Il colbacco di pelo d’orso però s’era fatto grigio, sbiadito, la magnifica giubba era pallida, scrostata, gli stivali erano opachi adesso. Ma soprattutto i bottoni, quei bottoni dorati che allora splendevano come il sole dei giorni della giovinezza erano bui, spenti come orbite vuote. Tirò fuori di tasca il fazzoletto e con quello tentò di pulirlo, di farlo tornare brillante, ma il tempo non si può mondare.
Un giorno ci rivedremo.
Giulio Mondevàl camminò ancora per migliaia di chilometri e giunse di là, in quella stanza dove non c’era più odore di minestra calda né di legna bruciata. Il camino, spento da secoli, sembrava la gelida bocca di Pluto. Il vecchio tavolo, le sedie sgangherate, la credenza decrepita erano ricoperti di muschi e licheni di un verde velenoso e guasto.

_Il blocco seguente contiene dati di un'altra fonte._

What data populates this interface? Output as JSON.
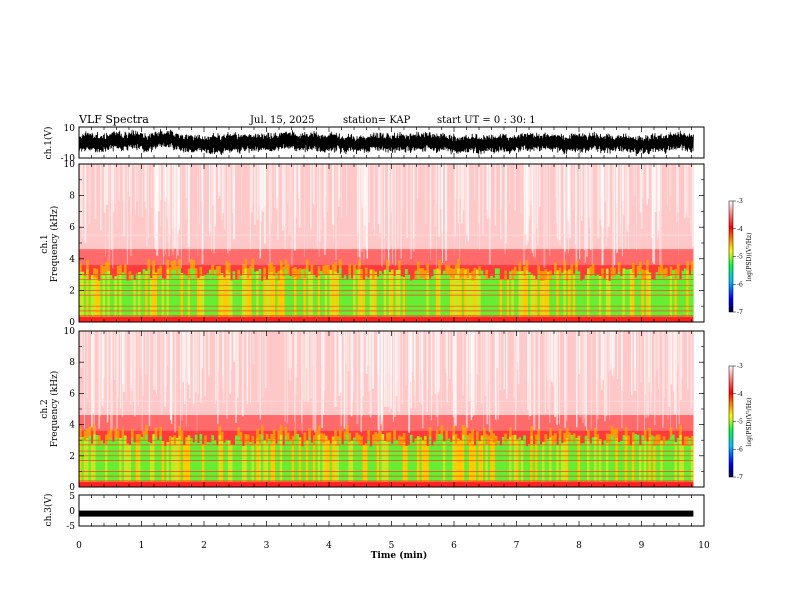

La stanza era immensa, come le pianure della Patagonia, spazzata da un vento ostinato, diaccio, percorsa senza sosta da quelle palle spinose che corrono, corrono, non si sa dove.
Era stanco, sfinito. Si sedette su una sedia, Giulio Mondevàl, contemplando quello sfacelo. Si tirò su il bavero della giacca, aveva freddo.
La sabbia ammonticchiata negli angoli della stanza veniva sollevata da quel vento acuminato, che la faceva vorticare così che gli penetrava negli occhi azzurri, acquosi e slavati, facendoli lacrimare. Quegli occhi che adesso guardavano lontano, attraverso i vetri rotti della finestra, di là dai campi dove a giugno cantano le quaglie, verso quelle montagne altissime, oltre le quali nessuno sa cosa ci sia.